Instituição: Universidade de São Paulo (USP). Faculdade de Medicina de Ribeirão Preto
Data de defesa:
Orientador: Figueiredo, Luiz Tadeu Moraes
Área do conhecimento: Ciências Biológicas - Microbiologia
Indexada em: Banco de Dados Bibliográficos da USP-DEDALUS
Localização: Universidade de São Paulo. Biblioteca Central do Campus de Ribeirão Preto; FMRP/Barros, Veridiana Ester Dias de
Resumo

As arboviroses representam grave problema de saúde pública no Brasil.

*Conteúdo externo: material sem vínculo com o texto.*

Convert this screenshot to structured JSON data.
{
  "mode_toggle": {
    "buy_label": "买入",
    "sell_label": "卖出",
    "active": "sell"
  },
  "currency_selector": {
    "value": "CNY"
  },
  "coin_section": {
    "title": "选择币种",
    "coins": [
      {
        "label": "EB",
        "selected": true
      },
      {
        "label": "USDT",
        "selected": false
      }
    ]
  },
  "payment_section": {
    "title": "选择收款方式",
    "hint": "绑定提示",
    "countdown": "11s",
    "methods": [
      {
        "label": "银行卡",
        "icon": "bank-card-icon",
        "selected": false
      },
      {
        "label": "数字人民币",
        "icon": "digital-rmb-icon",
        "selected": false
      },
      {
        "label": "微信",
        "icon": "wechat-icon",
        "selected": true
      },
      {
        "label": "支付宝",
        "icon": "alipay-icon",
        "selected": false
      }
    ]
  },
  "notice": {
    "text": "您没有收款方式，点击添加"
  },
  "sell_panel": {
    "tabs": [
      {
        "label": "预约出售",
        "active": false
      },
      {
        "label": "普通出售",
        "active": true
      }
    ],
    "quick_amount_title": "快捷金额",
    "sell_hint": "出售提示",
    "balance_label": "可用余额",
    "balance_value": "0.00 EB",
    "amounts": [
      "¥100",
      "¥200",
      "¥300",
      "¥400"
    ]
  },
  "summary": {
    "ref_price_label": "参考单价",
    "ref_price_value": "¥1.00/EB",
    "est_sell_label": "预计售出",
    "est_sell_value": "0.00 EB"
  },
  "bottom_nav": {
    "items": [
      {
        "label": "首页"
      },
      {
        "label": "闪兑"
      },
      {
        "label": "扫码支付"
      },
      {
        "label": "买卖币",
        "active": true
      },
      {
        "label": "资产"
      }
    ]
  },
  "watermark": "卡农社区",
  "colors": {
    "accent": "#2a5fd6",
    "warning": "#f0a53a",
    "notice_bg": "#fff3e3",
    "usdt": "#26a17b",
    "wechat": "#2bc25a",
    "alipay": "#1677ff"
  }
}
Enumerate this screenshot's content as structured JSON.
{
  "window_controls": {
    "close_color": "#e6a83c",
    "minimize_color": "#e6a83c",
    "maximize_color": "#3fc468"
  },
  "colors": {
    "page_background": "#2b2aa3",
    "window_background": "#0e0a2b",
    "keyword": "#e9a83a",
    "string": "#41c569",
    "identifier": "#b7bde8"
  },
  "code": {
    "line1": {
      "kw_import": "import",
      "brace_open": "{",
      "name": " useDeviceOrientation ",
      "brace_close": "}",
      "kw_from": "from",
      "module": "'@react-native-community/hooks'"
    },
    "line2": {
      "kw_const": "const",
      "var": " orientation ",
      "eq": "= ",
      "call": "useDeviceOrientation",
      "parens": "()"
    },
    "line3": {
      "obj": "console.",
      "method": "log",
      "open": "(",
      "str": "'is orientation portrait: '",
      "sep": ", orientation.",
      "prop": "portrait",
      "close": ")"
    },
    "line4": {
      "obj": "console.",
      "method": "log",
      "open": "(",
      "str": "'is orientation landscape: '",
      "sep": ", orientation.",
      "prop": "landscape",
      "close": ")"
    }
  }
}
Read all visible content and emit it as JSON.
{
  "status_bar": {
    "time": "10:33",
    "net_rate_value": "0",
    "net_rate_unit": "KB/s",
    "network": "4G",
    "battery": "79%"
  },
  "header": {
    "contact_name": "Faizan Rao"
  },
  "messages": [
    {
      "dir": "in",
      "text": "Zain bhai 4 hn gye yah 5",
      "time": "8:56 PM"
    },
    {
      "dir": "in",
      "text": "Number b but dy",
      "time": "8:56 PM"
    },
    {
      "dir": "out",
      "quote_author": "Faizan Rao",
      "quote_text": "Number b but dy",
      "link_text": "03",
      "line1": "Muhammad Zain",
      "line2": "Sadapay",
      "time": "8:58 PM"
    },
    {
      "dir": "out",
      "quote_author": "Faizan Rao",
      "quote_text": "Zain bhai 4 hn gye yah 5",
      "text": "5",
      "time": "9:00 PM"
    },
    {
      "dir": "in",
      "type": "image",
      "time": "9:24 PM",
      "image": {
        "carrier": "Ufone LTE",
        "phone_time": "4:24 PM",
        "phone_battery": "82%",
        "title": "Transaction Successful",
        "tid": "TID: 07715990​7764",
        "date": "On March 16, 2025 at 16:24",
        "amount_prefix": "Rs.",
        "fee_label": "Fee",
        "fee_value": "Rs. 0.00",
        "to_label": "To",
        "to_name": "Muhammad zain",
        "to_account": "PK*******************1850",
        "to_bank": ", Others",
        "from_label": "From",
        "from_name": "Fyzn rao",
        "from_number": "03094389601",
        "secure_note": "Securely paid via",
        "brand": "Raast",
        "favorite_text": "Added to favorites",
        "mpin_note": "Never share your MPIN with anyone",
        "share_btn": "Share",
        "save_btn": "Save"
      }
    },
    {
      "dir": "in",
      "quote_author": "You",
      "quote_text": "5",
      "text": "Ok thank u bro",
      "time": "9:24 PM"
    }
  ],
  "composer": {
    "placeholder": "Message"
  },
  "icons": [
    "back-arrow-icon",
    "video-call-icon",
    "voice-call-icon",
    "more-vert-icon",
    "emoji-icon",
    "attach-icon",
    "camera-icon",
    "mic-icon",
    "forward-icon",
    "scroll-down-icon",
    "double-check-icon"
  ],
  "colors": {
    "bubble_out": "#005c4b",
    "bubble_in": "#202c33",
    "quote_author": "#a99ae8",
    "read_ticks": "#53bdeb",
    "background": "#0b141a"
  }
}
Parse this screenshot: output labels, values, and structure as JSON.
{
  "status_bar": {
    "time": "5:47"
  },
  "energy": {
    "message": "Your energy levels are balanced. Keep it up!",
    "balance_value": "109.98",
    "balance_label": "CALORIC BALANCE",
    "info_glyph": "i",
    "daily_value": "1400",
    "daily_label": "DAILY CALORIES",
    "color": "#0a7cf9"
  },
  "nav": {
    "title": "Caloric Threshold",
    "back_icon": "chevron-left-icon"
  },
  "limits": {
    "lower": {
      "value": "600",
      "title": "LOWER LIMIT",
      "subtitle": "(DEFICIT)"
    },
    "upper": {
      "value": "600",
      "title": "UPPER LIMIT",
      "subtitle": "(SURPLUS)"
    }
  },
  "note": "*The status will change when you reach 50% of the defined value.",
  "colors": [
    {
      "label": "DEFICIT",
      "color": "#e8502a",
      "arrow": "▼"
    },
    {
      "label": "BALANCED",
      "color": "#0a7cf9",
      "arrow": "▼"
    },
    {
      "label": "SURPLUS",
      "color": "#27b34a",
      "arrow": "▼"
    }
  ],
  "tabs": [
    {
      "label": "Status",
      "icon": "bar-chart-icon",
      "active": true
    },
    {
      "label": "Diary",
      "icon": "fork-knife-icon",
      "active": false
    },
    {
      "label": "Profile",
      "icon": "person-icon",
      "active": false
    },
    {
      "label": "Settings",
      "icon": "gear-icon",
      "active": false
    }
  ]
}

Dentre as arboviroses, aquelas transmitidas por mosquitos e causadas por Flavivirus são as mais importantes causadoras de surtos ou epidemias. Flaviviroses, como o dengue e a febre amarela, são responsáveis por doenças humanas de grande morbidade e representativa mortalidade. A fisiopatologia de algumas flaviviroses, como a do dengue na sua forma hemorrágica, relaciona-se à infecção maciça de células macrofágicas. Esse estudo objetivou investigar a infecção de macrófagos peritoneais de camundongos infectados por diferentes Flavivirus brasileiros. A infecção celular foi inicialmente confirmada por teste de imunofluorescência indireta no qual observou-se fluorescência celular quando comparada à de macrófagos não infectados. O estudo incluiu microscopia de varredura na qual macrófagos infectados com os vírus Rocio (ROC), febre amarela (YF), Bussuquara (BUS) e da encefalite de Saint Louis (SLE) apresentaram alterações da forma, tamanho e superfície, com acentuação no tamanho dos prolongamentos citoplasmáticos (pseudópodos). À microscopia de transmissão observou- se, independente do Flavivirus infectante, alterações citopatológicas sugerindo grave comprometimento celular. Ocorreu hipertrofia do retículo endoplasmático (rRE) por todo o citoplasma, com aparecimento de grandes vesículas intracitoplasmáticas contendo, no interior, material amorfo e finamente granulado, com partículas esféricas de tamanho variável, muitas com aproximadamente 50 a 60 nm de diâmetro, provavelmente, correspondendo a partículas virais em formação. Os macrófagos infectados apresentaram rRE hipertrofiado e com centros eletrondensos, características que podem ser associadas a grande atividade de síntese protéica. Visualizou-se muitos ribossomos livres no citoplasma e, também, foi possível observar o complexo de Golgi com alargamento de suas vesículas. apresentaram-se preservadas e sem alterações aparentes. Os núcleos mostraram-se preservados em sua forma e posição, mas freqüentemente exibiam rarefação cromatínica. À imunomicroscopia eletrônica observou-se maior quantidade de partículas de ouro coloidal nos macrófagos infectados quando comparados aos não infectados. Antígenos de Flavivirus foram observados nos macrófagos infectados, em diversos pontos dos citoplasmas, mais freqüentemente em vesículas. Também, estudou-se a produção de citocinas e óxido nítrico (NO) nos macrófagos infectados com Flavivirus... (AU)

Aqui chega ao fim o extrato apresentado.